Once you have spread the seed, water the tray and place another weighted tray on top of the seed. The phone book is a good weight. This tray on top will hold the seed down close to the soil and assist in good rooting, and it will also maintain a high humidity that will assist in helping the shoots break free of the shell. Place the trays in a dark, cool spot in the house for four days. By then the seeds will have germinated and rooted and are ready to be brought out into the sun. Allow the shoots to grow for another 8 to 10 days, lightly misting them with water each day to ensure adequate moisture.

Harvesting

Harvest the shoots when the cotyledons (the first set of leaves to emerge) have fully developed, but before the first “true leaves” have emerged. If you wait too long to harvest, and the true leaves have emerged, the shoots will become stringy and loose some of their flavour. The baby sunflower shoots should be crisp and crunchy, not stringy and tough. Cut them off with a pair of scissors and enjoy. Once cut the sunflower shoots can be stored in your fridge for 10 to 14 days, but it is best to try and eat them as soon as possible. Some of the hulls on a few seeds will have not come free of the shoot, but if you are careful they can be plucked off. Running your hand across the top of the canopy will also facilitate the removal of the hulls. If you plan to store your cut shoots, stop watering about 8 to 12 hours before cutting. This will allow the canopy of shoots to dry before cutting, and the dry shoots will store longer then wet shoots. After you have cut your shoots you will generally get a second flush of shoots that are from seeds that were slower to germinate. Once cut the sunflower shoot is dead and will not re-grow.

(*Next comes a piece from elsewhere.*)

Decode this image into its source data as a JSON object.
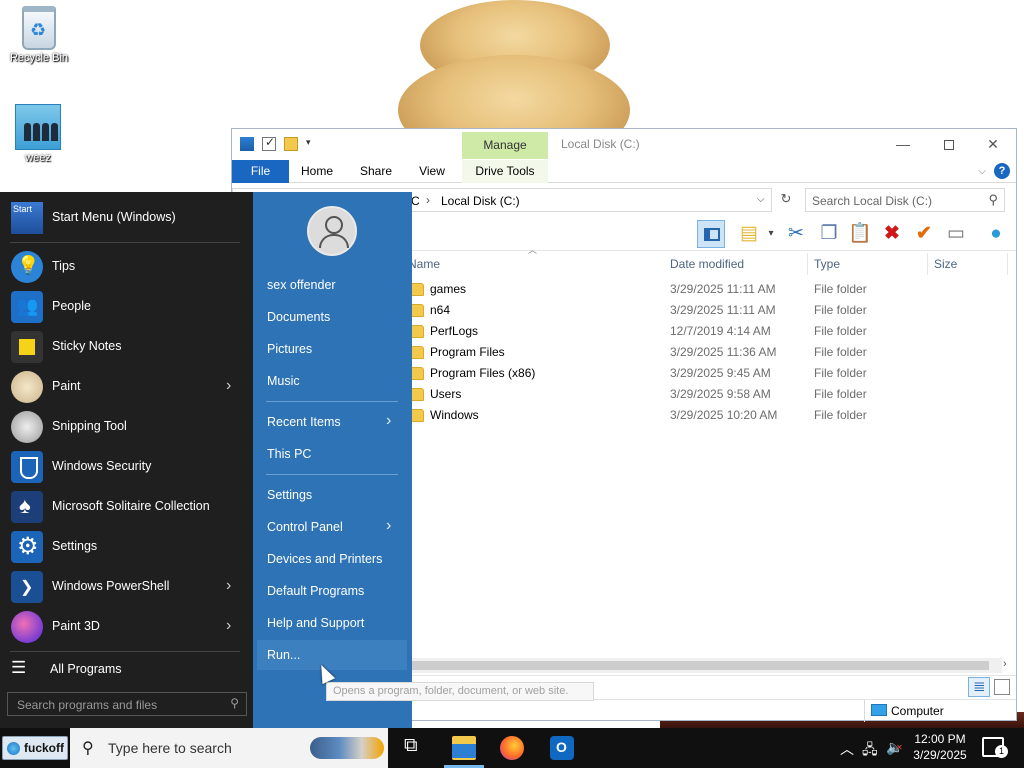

Once you have mastered the art of growing sunflower shoots you will always be able to grow your own fresh and nutritious veggies regardless of the weather outside. It’s a fun project for kids also, and when they participate in the growing of the shoots they are eager to snack on them. The high nutritional value and the multiple culinary uses of the shoots are just some of the reasons why you should start a batch of today.